Electric car startup Polestar debuted its fourth product this week — a vehicle that defies categorization so thoroughly that the automotive press can’t agree on what to call it. A little more than half of the outlets covering the premiere of the 2025 Polestar 4 call it an SUV. A little less than half call it a sedan. Polestar, despite its four doors, calls it a coupe.

The only thing everyone can agree on about the Polestar 4 is the weird thing: It has no rear window.

Yes, you read that right.

What Is Polestar?

Polestar, if you haven’t seen one in your neighborhood yet, builds electric vehicles (EVs). The company was once an in-house tuner shop building high-performance versions of Volvo vehicles. It has since spun off into its own publicly traded company. Its first car, the sporty Polestar 1, was built in small numbers and sold out in 2021. Its best-known product is the Polestar 2, a high-riding all-electric sedan with a rugged look and a Scandinavian minimalist cabin. Our expert reviewers like the 2, finding it more subtle than a Tesla with similar virtues and a distinct lack of controversial high-profile billionaire CEOs.
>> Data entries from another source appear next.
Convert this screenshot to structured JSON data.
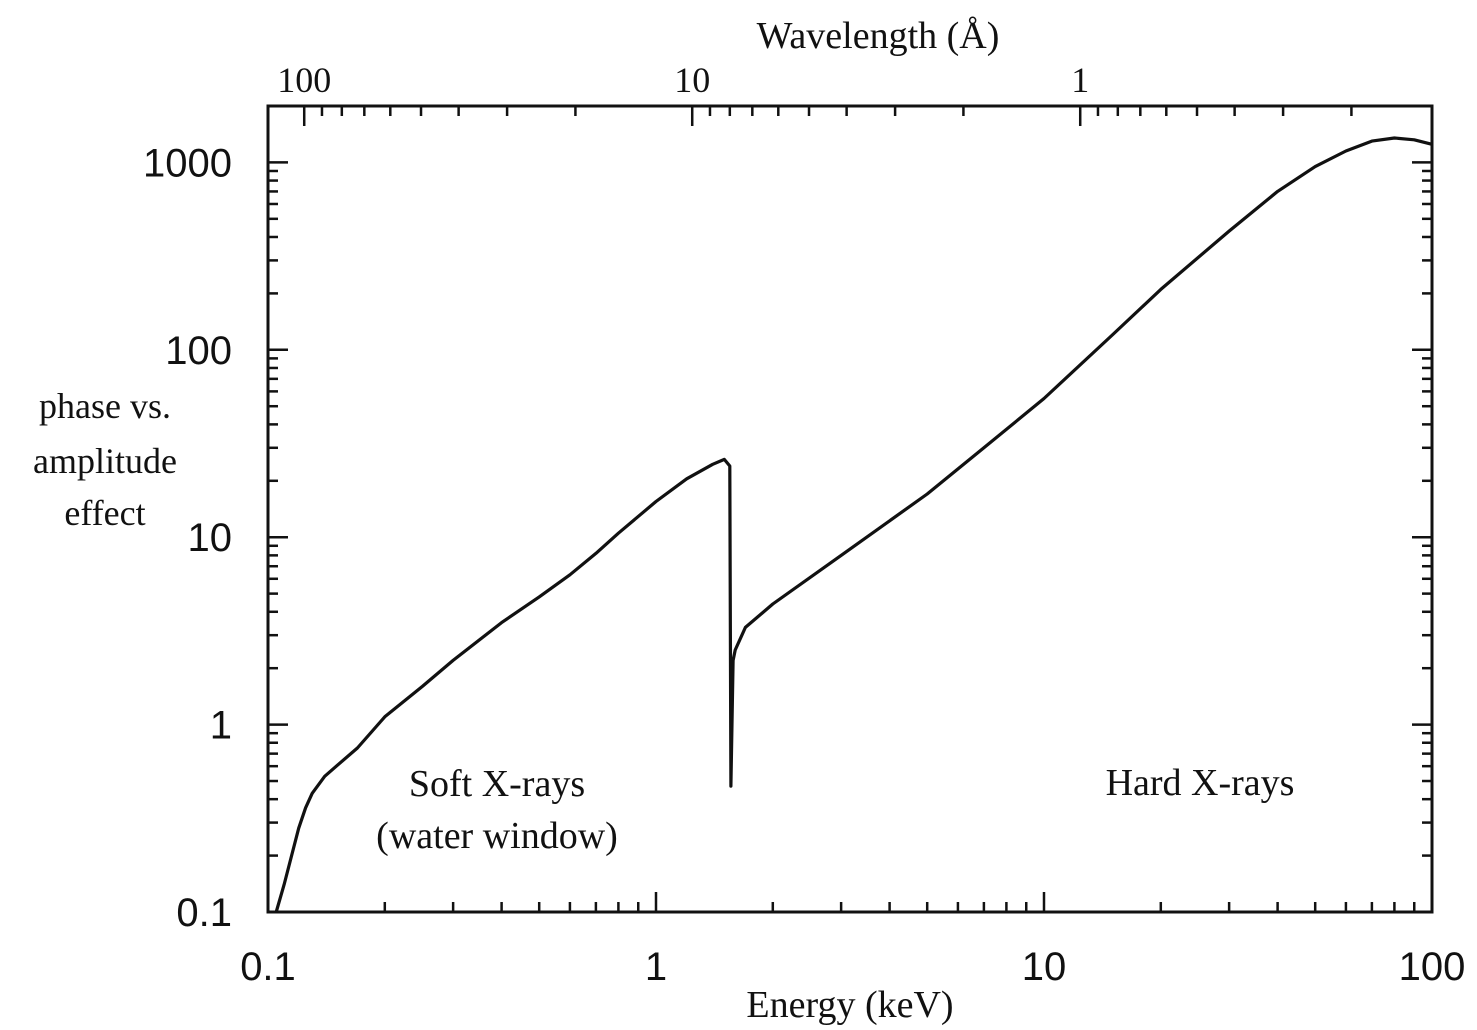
{
  "chart_data": {
    "type": "line",
    "title": "",
    "xlabel": "Energy (keV)",
    "x2label": "Wavelength (Å)",
    "ylabel_lines": [
      "phase vs.",
      "amplitude",
      "effect"
    ],
    "xscale": "log",
    "yscale": "log",
    "xlim": [
      0.1,
      100
    ],
    "ylim": [
      0.1,
      2000
    ],
    "grid": false,
    "x_ticks": [
      {
        "value": 0.1,
        "label": "0.1"
      },
      {
        "value": 1,
        "label": "1"
      },
      {
        "value": 10,
        "label": "10"
      },
      {
        "value": 100,
        "label": "100"
      }
    ],
    "y_ticks": [
      {
        "value": 0.1,
        "label": "0.1"
      },
      {
        "value": 1,
        "label": "1"
      },
      {
        "value": 10,
        "label": "10"
      },
      {
        "value": 100,
        "label": "100"
      },
      {
        "value": 1000,
        "label": "1000"
      }
    ],
    "x2_ticks": [
      {
        "value": 100,
        "label": "100"
      },
      {
        "value": 10,
        "label": "10"
      },
      {
        "value": 1,
        "label": "1"
      }
    ],
    "annotations": {
      "soft_line1": "Soft X-rays",
      "soft_line2": "(water window)",
      "hard": "Hard X-rays"
    },
    "series": [
      {
        "x": [
          0.105,
          0.11,
          0.115,
          0.12,
          0.125,
          0.13,
          0.14,
          0.15,
          0.17,
          0.2,
          0.25,
          0.3,
          0.4,
          0.5,
          0.6,
          0.7,
          0.8,
          1.0,
          1.2,
          1.4,
          1.5,
          1.55,
          1.56,
          1.58,
          1.6,
          1.7,
          2.0,
          3.0,
          5.0,
          7.0,
          10.0,
          15.0,
          20.0,
          30.0,
          40.0,
          50.0,
          60.0,
          70.0,
          80.0,
          90.0,
          100.0
        ],
        "y": [
          0.1,
          0.14,
          0.2,
          0.28,
          0.36,
          0.43,
          0.53,
          0.6,
          0.75,
          1.1,
          1.6,
          2.2,
          3.5,
          4.8,
          6.3,
          8.2,
          10.5,
          15.5,
          20.5,
          24.5,
          26.0,
          24.0,
          0.47,
          2.2,
          2.5,
          3.3,
          4.4,
          8.0,
          17.0,
          30.0,
          55.0,
          120.0,
          210.0,
          430.0,
          700.0,
          950.0,
          1150.0,
          1300.0,
          1350.0,
          1320.0,
          1250.0
        ]
      }
    ]
  }
}
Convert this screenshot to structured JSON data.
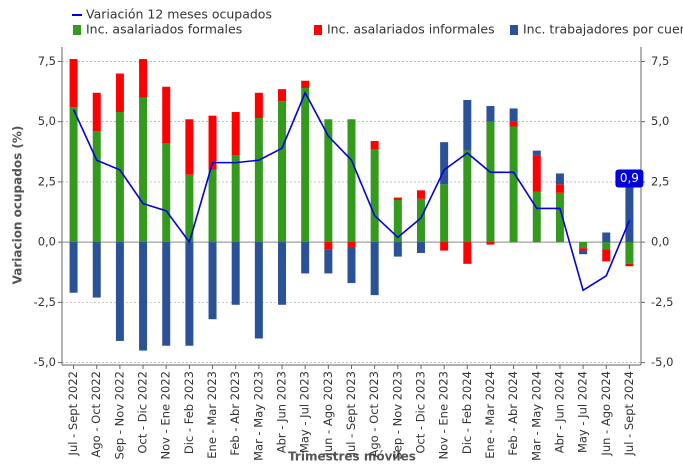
{
  "chart_data": {
    "type": "bar",
    "stacked": true,
    "y_label": "Variacion ocupados (%)",
    "x_label": "Trimestres móviles",
    "categories": [
      "Jul - Sept 2022",
      "Ago - Oct 2022",
      "Sep - Nov 2022",
      "Oct - Dic 2022",
      "Nov - Ene 2022",
      "Dic - Feb 2023",
      "Ene - Mar 2023",
      "Feb - Abr 2023",
      "Mar - May 2023",
      "Abr - Jun 2023",
      "May - Jul 2023",
      "Jun - Ago 2023",
      "Jul - Sept 2023",
      "Ago - Oct 2023",
      "Sep - Nov 2023",
      "Oct - Dic 2023",
      "Nov - Ene 2023",
      "Dic - Feb 2024",
      "Ene - Mar 2024",
      "Feb - Abr 2024",
      "Mar - May 2024",
      "Abr - Jun 2024",
      "May - Jul 2024",
      "Jun - Ago 2024",
      "Jul - Sept 2024"
    ],
    "series": [
      {
        "name": "Variación 12 meses ocupados",
        "type": "line",
        "color": "#0000dd",
        "values": [
          5.5,
          3.4,
          3.0,
          1.6,
          1.3,
          0.0,
          3.3,
          3.3,
          3.4,
          3.9,
          6.2,
          4.4,
          3.4,
          1.1,
          0.2,
          1.0,
          3.0,
          3.7,
          2.9,
          2.9,
          1.4,
          1.4,
          -2.0,
          -1.4,
          0.9
        ],
        "value_labels": [
          null,
          null,
          null,
          null,
          null,
          null,
          null,
          null,
          null,
          null,
          null,
          null,
          null,
          null,
          null,
          null,
          null,
          null,
          null,
          null,
          null,
          null,
          null,
          null,
          "0,9"
        ]
      },
      {
        "name": "Inc. asalariados formales",
        "type": "bar",
        "color": "#339a1e",
        "values": [
          5.6,
          4.6,
          5.4,
          6.0,
          4.1,
          2.8,
          3.0,
          3.6,
          5.15,
          5.85,
          6.4,
          5.1,
          5.1,
          3.85,
          1.75,
          1.8,
          2.4,
          3.8,
          5.0,
          4.8,
          2.1,
          2.05,
          -0.25,
          -0.3,
          -0.9
        ]
      },
      {
        "name": "Inc. asalariados informales",
        "type": "bar",
        "color": "#ff0000",
        "values": [
          2.0,
          1.6,
          1.6,
          1.6,
          2.35,
          2.3,
          2.25,
          1.8,
          1.05,
          0.5,
          0.3,
          -0.3,
          -0.2,
          0.35,
          0.1,
          0.35,
          -0.35,
          -0.9,
          -0.1,
          0.2,
          1.5,
          0.35,
          -0.1,
          -0.5,
          -0.1
        ]
      },
      {
        "name": "Inc. trabajadores por cuenta propia",
        "type": "bar",
        "color": "#2b5196",
        "values": [
          -2.1,
          -2.3,
          -4.1,
          -4.5,
          -4.3,
          -4.3,
          -3.2,
          -2.6,
          -4.0,
          -2.6,
          -1.3,
          -1.0,
          -1.5,
          -2.2,
          -0.6,
          -0.45,
          1.75,
          2.1,
          0.65,
          0.55,
          0.2,
          0.45,
          -0.15,
          0.4,
          2.95
        ]
      }
    ],
    "ylim": [
      -5.1,
      8.1
    ],
    "yticks": [
      {
        "value": -5,
        "label": "-5,0"
      },
      {
        "value": -2.5,
        "label": "-2,5"
      },
      {
        "value": 0,
        "label": "0,0"
      },
      {
        "value": 2.5,
        "label": "2,5"
      },
      {
        "value": 5,
        "label": "5,0"
      },
      {
        "value": 7.5,
        "label": "7,5"
      }
    ],
    "grid": true
  }
}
Its third product is a low-slung SUV called the Polestar 3, notable for its sporty look and some advanced safety systems it shares with the upcoming Volvo EX90.

Its fourth is the weird one.

Polestar didn’t give prices but said “indicative launch pricing” starts “from $60,000.” We love it when the people who sell something have vague indications of what it might theoretically cost.

The “SUV Coupe” Taken to Extremes

Polestar says the 4 “transforms the aerodynamics of a coupé and the space of an SUV into a new breed of SUV coupé.”

Many automakers — particularly European luxury brands — have taken to designing so-called SUV coupes. They have four doors and ride high like SUVs but have the low-slung, aerodynamic lines of sportier coupes. Think BMW X4 and Audi Q5 Sportback.

The Polestar 4, however, takes the trend to a new extreme.

Its front looks like what you’d get if you asked AI art generator software Midjourney to draw you a cyberpunk catfish. A split set of narrow LED headlights frame a thin-slit false grille. Aggressively curved doors with a crisp line near the doorsill add to the sleek arrow effect.

But all anyone will want to talk about is the rear view, or rather, the lack of one. The Polestar 4 has a huge panoramic glass roof arcing down toward the rear but a panel of body-color painted metal where you’d expect the rear window to be. The sleek arcing roof is what triggers the sedan/SUV debate. The 4 looks sporty and probably offers more rear-seat headspace than a sedan. But it’s hard to call it an SUV with such a low roof.

The roof is available with “optional electrochromic functionality, allowing for opaque or transparent execution depending on the mood.”

Maximilian Missoni, Head of Design at Polestar, says the car provides “a stunning new occupant experience by removing the rear window and pushing the rear header, which plays an integral safety role, further back. This means that now, rear occupants can have a unique experience in our SUV coupé.”

The lack of a rear window is certainly unique.

We can’t shake the memory, however, of Apple taking a public relations beating when designer Phil Schiller said the company removed the headphone jack from its phones out of “courage.”

A Rearview Camera in Place of a Rearview Mirror

The driver isn’t blind to what’s behind them. Instead, the traditional rearview mirror is replaced by a screen. It shows the view from a camera placed on the rear of the car. Incredibly, Polestar sells this as a safety feature. The camera enables “a far wider field of view than what can be experienced in most modern cars,” the company says. Should you turn it off, it turns into a conventional mirror so you can check on rear seat passengers.

The SUV/sedan debate isn’t helped by low ground clearance and a two-tone paint scheme that uses black low on the doors to make it look like a higher-riding vehicle.

Minimalist Cabin

Inside, the Polestar 4 sticks with the brand’s beloved minimalism. A 15.4-inch landscape-mounted touchscreen dominates a simple, low dashboard with no other visible controls. The driver gets both a 10.2-inch instrument display and a 14.7-inch head-up display to try to keep them from looking at the giant screen.

In a very Swedish move, the head-up display can change its lettering from white to yellow in case snow on the roads makes it hard to see the white.

Yellow also makes an appearance in the brand’s now-signature golden seatbelts.

272 to 544 Horsepower

Base models get a single electric motor powering the rear wheels, good for 272 horsepower. A step up to all-wheel drive gets you two motors, one per axle, and 544 horses. Polestar says that version can leap from 0-60 mph in 3.8 seconds, making the 4 the quickest Polestar to date.

Only one battery pack is available. Polestar calls it the long-range version, which is easy to do when there are no competing versions. It has a capacity of 102-kilowatt hours — on the large size among current EVs. The company claims a target range of over 300 miles but gives its figures on the European test cycle. Testing by the American EPA tends to result in lower-range figures.

Polestar says the 4 will launch in “early 2024.”